The opening sequence is an absolute doozy and sets the uneasy mood for the rest of the proceedings. Christopher Allport’s photographer is capturing attractive shots of the landscapes when the previously mentioned Blount shows up, seduces the snapper and catches him off guard just long enough for her accomplices to appear out of nowhere, beat the poor guy, throw a net over him and set him on fire, capturing their handiwork on their own cameras.

It’s a startling sequence, made more chilling by the fact that the violence is meted out in such a matter of fact way and there’s no emphasis on gore. It’s possibly this which made some of the video viewing public switch off in disgust, which to me only serves to underline that Gary Sherman is great at delivering memorable horror moments without drowning the audience in gore, although he also knows exactly when to deploy a gruesome special effect.
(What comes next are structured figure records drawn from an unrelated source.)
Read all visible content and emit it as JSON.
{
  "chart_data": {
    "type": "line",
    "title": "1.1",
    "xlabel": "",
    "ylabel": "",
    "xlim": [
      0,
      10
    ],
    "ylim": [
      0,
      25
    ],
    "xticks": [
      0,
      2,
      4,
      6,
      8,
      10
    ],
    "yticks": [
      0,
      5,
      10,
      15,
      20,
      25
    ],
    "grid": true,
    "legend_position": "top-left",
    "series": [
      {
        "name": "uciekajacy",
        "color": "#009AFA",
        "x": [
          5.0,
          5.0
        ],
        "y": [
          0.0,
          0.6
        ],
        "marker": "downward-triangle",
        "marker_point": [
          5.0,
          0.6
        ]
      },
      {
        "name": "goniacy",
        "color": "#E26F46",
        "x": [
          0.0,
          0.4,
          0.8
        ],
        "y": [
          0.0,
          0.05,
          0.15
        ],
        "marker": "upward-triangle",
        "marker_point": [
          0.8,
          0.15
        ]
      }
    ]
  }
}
The investigation of the killings is approached in an unusual way, in that we immediately know who’s responsible and the viewer is entertained/frustrated by the fact that Gillis is always several steps behind, obstructed by both Potters Bluff’s info-light population and something far more devastating which the story takes its time to reveal. Farentino, who was more familiar to folks in terms of his television projects – for instance, he played the pseudo Roy Scheider role in the execrable small screen treatment of Blue Thunder but it’s absolutely not on him that the ‘copter’s television outing was so bad – is excellent here, blundering his way through a case where the clues are somehow right in front of him, yet impossible to spot. Anderson, who’d been done slightly dirty by her damsel in distress role in Flash Gordon, gets to flex a little here and delivers by far the most upsetting line in the movie.

Stealing the movie, however, is the superb Jack Albertson in his final on-screen role (he was part of the voice cast for The Fox And The Hound, which is his last credited movie). As Dobbs, he’s comedically cranky, obstinate, sometimes philosophical, sometimes straight talking, taking great delight in pushing Gillis’ buttons and stringing him along for the sport of it. Or is there something more sinister at play? Even for a coroner, Dobbs has a particular interest in the mechanics of death and takes glee in providing obtuse semi-answers that instantly mark him out as a suspect.

With the whodunit replaced by a whydunit, Dead And Buried throws the need for convoluted killer unmaskings out of the window, instead homing in on a number of creepy set pieces where unwitting folk stop off in Potter’s Bluff and very soon realise that’s a very bad idea. Even when you think some of these people have escaped, there’s a disturbing visual cue in the very next scene to let you know they definitely haven’t.

Lower key than its writers’ space shocker or its director’s Seventies subterranean slayings, Dead And Buried seems to be a title which is often overlooked, strangely lacking the inbuilt cachet attached to other, less accomplished works which were handed a ban. This is, in my book, a crime equally as heinous as those committed by the parochial perps here. It’s dripping in dread, with a streak of deliciously dark humour throughout, and it’s easily one of the best movies on the Video Nasties roster.